Изучение уровней экспрессии молекулярно-генетических маркеров у пациенток с «малыми» поражениями эпителия шейки матки может иметь высокую прогностическую ценность в исходах данных заболеваний. В поисках новых и важнейших биомаркеров патологии шейки матки были выявлены гены, характеризующие высокую частоту метилирования в измененных клетках. Было проанализировано 68 различных генов метилирования у пациенток с ВПЧ-ассоциированными поражениями эпителия шейки матки. По результатам исследований было выделено 3 маркера (DAPK1, CADM1 и RARB), выявляемых вследствие аномального метилирования [34, 35]. Недавнее исследование, проведенное N. Vasiljević и соавт., идентифицировало 6 новых генов (EPB41L3, EDNRB, LMX1, DPYS, MAL и CADM1), гиперэкспрессия которых выявлена при плоскоклеточных карциномах [36].
По данным исследования, проведенного в ФГБУ НЦАГиП им.

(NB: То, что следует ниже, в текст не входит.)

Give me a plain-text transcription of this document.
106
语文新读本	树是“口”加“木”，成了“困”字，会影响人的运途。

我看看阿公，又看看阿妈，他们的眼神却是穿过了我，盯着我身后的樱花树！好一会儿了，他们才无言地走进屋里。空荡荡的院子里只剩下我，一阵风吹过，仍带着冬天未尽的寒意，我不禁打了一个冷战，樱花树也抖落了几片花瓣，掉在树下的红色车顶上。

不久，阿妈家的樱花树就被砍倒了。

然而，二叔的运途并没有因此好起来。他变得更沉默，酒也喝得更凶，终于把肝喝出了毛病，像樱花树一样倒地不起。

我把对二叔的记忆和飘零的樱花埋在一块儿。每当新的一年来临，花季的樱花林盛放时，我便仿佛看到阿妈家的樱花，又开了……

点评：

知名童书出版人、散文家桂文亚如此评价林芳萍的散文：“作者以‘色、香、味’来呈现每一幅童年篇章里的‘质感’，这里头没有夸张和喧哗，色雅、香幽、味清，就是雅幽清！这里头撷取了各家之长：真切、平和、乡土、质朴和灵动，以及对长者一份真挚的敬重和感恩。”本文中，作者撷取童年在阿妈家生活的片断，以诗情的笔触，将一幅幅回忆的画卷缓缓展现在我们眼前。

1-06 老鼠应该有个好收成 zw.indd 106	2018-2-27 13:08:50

В.И. Кулакова МЗ РФ, определены прогностические маркеры риска развития CIN и РШМ: мРНК функциональные гены человека МКI(67), CDKN2A(P16), PGR, BCL2 методом полимеразной цепной реакции в режиме реального времени. Интегральная оценка данных маркеров на основе многофакторного анализа выявила группу пациенток с высоким риском развития неопластической трансформации эпителия шейки матки у пациенток с персистенцией ВПЧ ВР (8,9%) и LSIL (18%). В ходе наблюдения у женщин данной группы отмечено ухудшение результатов цитологии (100/33,3%) [37].

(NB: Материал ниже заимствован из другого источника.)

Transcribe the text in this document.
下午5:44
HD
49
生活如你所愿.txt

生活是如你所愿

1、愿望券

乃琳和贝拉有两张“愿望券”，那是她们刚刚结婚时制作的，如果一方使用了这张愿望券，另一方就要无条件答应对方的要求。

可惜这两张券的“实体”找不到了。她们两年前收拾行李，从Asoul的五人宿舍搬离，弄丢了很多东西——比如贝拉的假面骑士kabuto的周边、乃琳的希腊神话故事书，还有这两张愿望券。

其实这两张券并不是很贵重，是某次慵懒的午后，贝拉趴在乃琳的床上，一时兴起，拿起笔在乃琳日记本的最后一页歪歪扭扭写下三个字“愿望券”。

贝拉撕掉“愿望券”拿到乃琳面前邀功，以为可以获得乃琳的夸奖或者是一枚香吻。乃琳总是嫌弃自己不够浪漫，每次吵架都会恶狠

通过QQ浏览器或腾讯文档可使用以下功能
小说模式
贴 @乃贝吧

Для диагностики, течения и прогнозирования ВПЧ-ассоциированных поражений эпителия шейки матки изучаются микро-РНК (miR): выявление miR-375, свидетельствует о прогрессировании заболевания с переходом в РШМ [14], а изменение экспрессии miR-25, -22, -92а и -29а более чем 1,5 раза позволило рассматривать их в качестве диагностического маркера CIN различной степени тяжести и РШМ [38].
Заключение
Таким образом, «малые» формы поражения шейки матки всегда ассоциированы с ВПЧ ВР, существует риск прогрессирования заболевания до CINIII и РШМ. Персистенция одного и того же типа ВПЧ ВР является непременным условием для прогрессирования заболевания. Поэтому пациентки с «малыми» формами поражения шейки матки являются группой риска в развитии предрака и РШМ. Отсутствие единых алгоритмов введения при «малых» формах поражения шейки матки ведет к неоправданному радикальному лечению и требует поиска новых молекулярно-генетических маркеров риска развития неопластической трансформации и прогрессирования процесса.